As you point out, the Unix guys control their own hardware and os's and thus have the ability to optimize for SMP performance. Hmm...Open VMS was your favorite? For me, it's the original Cray/Sun E10k with the cross bar....true flat SMP that scaled like a howler monkey climbing a tree. As we used to say back then "NUMA is a bug" that need to be stomped out. However, tech marches on and there are now network connections like Infiniband that top that crossbar in terms of bandwidth, but aren't quite there in terms of latency (yet). When they get the latency number down, we might see true scaling using distributed systems - assuming the operating systems are designed to take advantage of it.
hot swap memory?
FL1X- I don't get your point there, pointing el reg to a quad socket server when the article is about an eight socket server. The VMwark results you point to show the Fujitsu is just a tad faster(the difference is a rounding error) vs the HP DL580G7(quad socket too)
I suspect The reg went to the HP booth to check out the 8 socket beast because there are so few of them left, probably why AMD left that market. HP hasn't had a 8 socket Intel system in a long time(I recall a Reg article I think that mentioned the last 8 socket intel system HP had was from the Compaq days).
My question is around hot swap memory, for such a big system, I imagine you'd want hot swap memory but from what I can tell the design of the system prevents accessing the memory slots without removing an entire module which includes CPUs.
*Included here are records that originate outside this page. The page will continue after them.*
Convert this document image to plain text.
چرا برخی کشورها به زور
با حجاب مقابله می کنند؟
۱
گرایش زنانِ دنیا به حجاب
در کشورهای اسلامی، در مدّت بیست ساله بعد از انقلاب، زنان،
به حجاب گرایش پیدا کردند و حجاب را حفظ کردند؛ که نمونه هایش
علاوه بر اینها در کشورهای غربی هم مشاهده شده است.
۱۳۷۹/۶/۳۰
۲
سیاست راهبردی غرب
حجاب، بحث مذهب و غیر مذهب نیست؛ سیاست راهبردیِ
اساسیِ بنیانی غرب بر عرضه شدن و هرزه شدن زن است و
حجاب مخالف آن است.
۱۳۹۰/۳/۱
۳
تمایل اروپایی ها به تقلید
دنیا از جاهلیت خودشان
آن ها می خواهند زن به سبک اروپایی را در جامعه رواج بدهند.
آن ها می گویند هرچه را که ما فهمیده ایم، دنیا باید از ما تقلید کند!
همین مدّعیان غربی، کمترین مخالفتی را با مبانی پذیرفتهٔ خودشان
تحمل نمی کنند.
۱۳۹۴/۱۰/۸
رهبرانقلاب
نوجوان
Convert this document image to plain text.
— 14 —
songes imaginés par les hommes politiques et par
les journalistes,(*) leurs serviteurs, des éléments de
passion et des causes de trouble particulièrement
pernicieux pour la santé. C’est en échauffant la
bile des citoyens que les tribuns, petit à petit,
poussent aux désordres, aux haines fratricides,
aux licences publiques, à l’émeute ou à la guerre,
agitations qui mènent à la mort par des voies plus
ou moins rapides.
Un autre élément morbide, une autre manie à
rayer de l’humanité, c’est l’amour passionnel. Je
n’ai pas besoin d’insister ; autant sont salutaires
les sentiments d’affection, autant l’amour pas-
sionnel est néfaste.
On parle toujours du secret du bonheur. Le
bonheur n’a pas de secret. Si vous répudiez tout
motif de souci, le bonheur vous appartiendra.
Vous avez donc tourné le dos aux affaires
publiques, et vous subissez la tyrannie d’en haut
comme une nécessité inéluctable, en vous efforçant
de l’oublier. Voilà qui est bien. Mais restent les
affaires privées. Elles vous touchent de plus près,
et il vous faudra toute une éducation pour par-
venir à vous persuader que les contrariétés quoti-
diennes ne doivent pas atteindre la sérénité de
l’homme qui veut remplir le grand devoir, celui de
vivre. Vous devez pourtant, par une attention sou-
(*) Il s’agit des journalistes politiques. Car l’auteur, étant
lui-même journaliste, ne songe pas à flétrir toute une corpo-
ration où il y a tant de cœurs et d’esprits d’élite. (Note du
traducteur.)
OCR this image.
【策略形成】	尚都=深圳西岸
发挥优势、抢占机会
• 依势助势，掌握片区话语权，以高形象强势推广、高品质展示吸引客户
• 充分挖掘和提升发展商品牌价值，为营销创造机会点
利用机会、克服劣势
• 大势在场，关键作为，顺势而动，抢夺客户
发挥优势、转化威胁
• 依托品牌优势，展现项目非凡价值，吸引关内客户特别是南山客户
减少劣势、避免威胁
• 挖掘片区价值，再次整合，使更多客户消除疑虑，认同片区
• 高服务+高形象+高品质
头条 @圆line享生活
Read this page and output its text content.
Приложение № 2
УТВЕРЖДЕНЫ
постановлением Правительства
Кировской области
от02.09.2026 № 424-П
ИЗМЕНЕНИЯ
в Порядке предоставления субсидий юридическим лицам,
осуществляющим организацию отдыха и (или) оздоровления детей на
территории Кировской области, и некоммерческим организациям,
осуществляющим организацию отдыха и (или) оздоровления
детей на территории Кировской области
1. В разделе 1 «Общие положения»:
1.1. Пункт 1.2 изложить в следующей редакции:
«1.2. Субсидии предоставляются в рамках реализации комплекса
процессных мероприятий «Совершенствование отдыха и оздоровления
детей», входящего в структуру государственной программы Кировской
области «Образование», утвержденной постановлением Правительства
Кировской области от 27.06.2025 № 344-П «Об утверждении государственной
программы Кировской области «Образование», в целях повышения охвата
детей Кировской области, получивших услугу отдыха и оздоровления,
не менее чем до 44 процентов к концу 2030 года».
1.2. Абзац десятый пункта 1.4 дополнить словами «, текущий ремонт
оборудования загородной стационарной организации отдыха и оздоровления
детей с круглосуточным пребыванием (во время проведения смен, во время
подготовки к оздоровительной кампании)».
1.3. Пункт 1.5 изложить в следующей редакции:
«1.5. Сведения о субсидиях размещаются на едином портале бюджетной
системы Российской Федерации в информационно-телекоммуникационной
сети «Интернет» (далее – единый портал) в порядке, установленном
HP has had hot swap memory in proliants for a long time -
I'm not sure of the state of hot swap cpus, though I suppose these days you can probably safely take CPUs offline to remove the module with some operating systems, though the idea scares me, unlike swapping memory that is being mirrored.
I agree that quad socket is likely the sweet spot for right now, though I'm sure there are big Oracle database loads out there that can benefit from the 8 sockets, and the price of the hardware is a drop in the bucket compared to the price of the software. Contrary to popular belief RAC isn't for everything.
Another great question
Again, I'm the guy who did the original story. And I'm not a reporter hired by El Reg, I guess I'd say that we're partners. I have my own small analyst firm and I sort of consult with the Reg as their tame HPC Industry Analyst.
I went to the HW vendors to see what they were bringing to the table in terms of big iron. Aside from my own weakness for systems that get big and go fast, I believe that large shared memory spaces and lots of cores (plus I/O) are the most efficient way to host lots of virtualized workloads. Having more system resources to parcel out among workloads can yield higher overall efficiency since you can host more apps and spread the virtualization overhead across a larger number of guests (up to a point).
I also think that having larger systems enables admins to build more customized system images to optimize performance for apps that might become memory or CPU starved in smaller boxes under peak load. I think we're going to see a greater awareness of the need for 'lumpy systems' rather than the past 'balanced system' mantra that the vendors used to chant. Lumpy systems (with greater or lesser amounts of memory, CPU, or I/O shares) fit system resource shares to the workload rather than simply throwing it an equal share of horsepower. This will lead to higher overall performance and, with informed placement of workloads on the virtualized boxes, will also lead to higher system utilization. [-end rant-]
Pretty poor description from the HP buff, it's one system with two CPU cages.